One way to analyze these data is to do a series of paired t tests. Post1 vs pre2 is the first comparison you would want to do. You'd also be interested in post2 vs post1, and possibly pre2 vs pre1, post 1 vs the mean of pre1 and pre2, and so on. An analysis that takes into account all the tests is more elegant and more powerful. The trouble is, generally we can't analyze such data using conventional ANOVA. The example shows several reasons why. See if you can spot them before reading on.

You should have noticed that the standard deviation is bigger for the post1 and post2 trials. Different SDs are a problem for conventional ANOVA, but if that was the only problem, we could fix it by doing a non-parametric analysis via rank transformation of the dependent variable. No, the real problems are apparent only when you look at the data for the individual athletes. One of them appears to be a negative responder to the training program, and another is possibly a non-responder. What's more, the ordering of the subjects between pre2 and post1 or between post1 and post2 was not nearly as good as the ordering between the baseline tests. It's this change in consistency of ordering, or to give it its statistical term, the change in reliability between tests, that stymies the normal ANOVA. Individual differences in the response to the treatment between subjects is the reason for the loss of ordering here.

A change in reliability shows up as different correlations between pre1 and pre2, pre2 and post1, etc. When these correlations get too different and/or the standard deviations get too different, it's called loss of sphericity or asphericity. Statisticians examine sphericity in something called a covariance matrix, which neatly summarizes correlations and standard deviations for all the levels of the within-subject effect (time or trial). I will provide more information about covariances soon on the page devoted to the use of Proc Mixed in the Statistical Analysis System. Meanwhile, let's look at the three fixes for this problem.
Fix #1: Multivariate ANOVA
 Someone worked out that you can treat the values of the dependent variable for each trial as separate dependent variables. In our example, jumphgt becomes jumphgt1 (values at pre1), jumphgt2 (values at pre2), etc. The data set would look like this:

















Notice that time as a variable has disappeared: it's been absorbed into the four new variables for jump height, but it reappears as a within-subjects factor when you run the analysis. The variable subject has also disappeared: it's not needed, because there is only one row per subject and no ambiguity is possible.

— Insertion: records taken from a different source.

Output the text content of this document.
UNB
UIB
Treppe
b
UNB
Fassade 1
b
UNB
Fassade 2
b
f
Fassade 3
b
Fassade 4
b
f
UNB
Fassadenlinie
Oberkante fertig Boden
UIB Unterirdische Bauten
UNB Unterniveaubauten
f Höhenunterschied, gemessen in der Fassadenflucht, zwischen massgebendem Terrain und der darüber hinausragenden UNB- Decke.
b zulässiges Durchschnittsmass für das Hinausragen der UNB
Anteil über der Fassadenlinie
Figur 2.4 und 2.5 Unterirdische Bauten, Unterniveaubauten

It's difficult to write these four new variables into a model. Obviously they go on the left-hand side, like so:

jumphgt1  jumphgt2  jumphgt3  jumphgt4 <=

but what goes on the right-hand side? Nothing! Looks silly, but SAS makes you show it like this when you analyze a data set like the above.

I don't recommend the multivariate ANOVA approach. For starters, all it provides is a p value for the overall effect of time. It doesn't provide estimates or p values for the individual contrasts of interest (post1 minus pre2 etc.). What's more, I've shown by doing simulations that the p value it does produce is too big with some kinds of data and too small with others. Another big problem is missing values: if one of your subjects missed one of the tests, that subject is omitted from the analysis entirely.
Fix #2: Adjusted Univariate ANOVA
 This method has been the most widely used. The analysis is done as a conventional two-way ANOVA with one dependent variable (hence univariate) and effects for subject and trial (time in our example). The program then uses the covariance matrix to come up with a correction factor that leads to a different p value for the effect of trial. You choose from two factors: Greenhouse-Geisser epsilon or Huynh-Feldt epsilon.
Fix #3: Within-subject Modeling
 In this approach, you avoid the problems of repeated measures by not doing them! Instead, you convert each subject's repeated measurements into a single number, then do paired or unpaired t tests or simple ANOVAs on those numbers. I explain this approach later and in the slideshow.
Fix #4: Modeling Covariances (Mixed Models)
 Suppose you have data like the previous example, where the standard deviations and correlations for the repeated measures are all over the place. Don't adjust for them: make them part of the model! Yes you can, with Proc Mixed in the Statistical Analysis System (SAS). It's a major breakthrough. The procedure is known as modeling covariances, because standard deviations and correlations can be expressed more generally as covariances (nothing to do with analysis of covariance, by the way). Unfortunately the instructions for the procedure that does it in SAS are incomprehensible to all but highly trained statisticians. But if you can find one of those, you will be delighted, for the following reasons:

By the way, the term mixed refers either to the fact that you are modeling a mixture of means and covariances, or (same thing) to the fact the model consists of a mixture of random and fixed effects. The subject term in a repeated-measures model is a random effect. Random effects produce variance that has to be accounted for in the model.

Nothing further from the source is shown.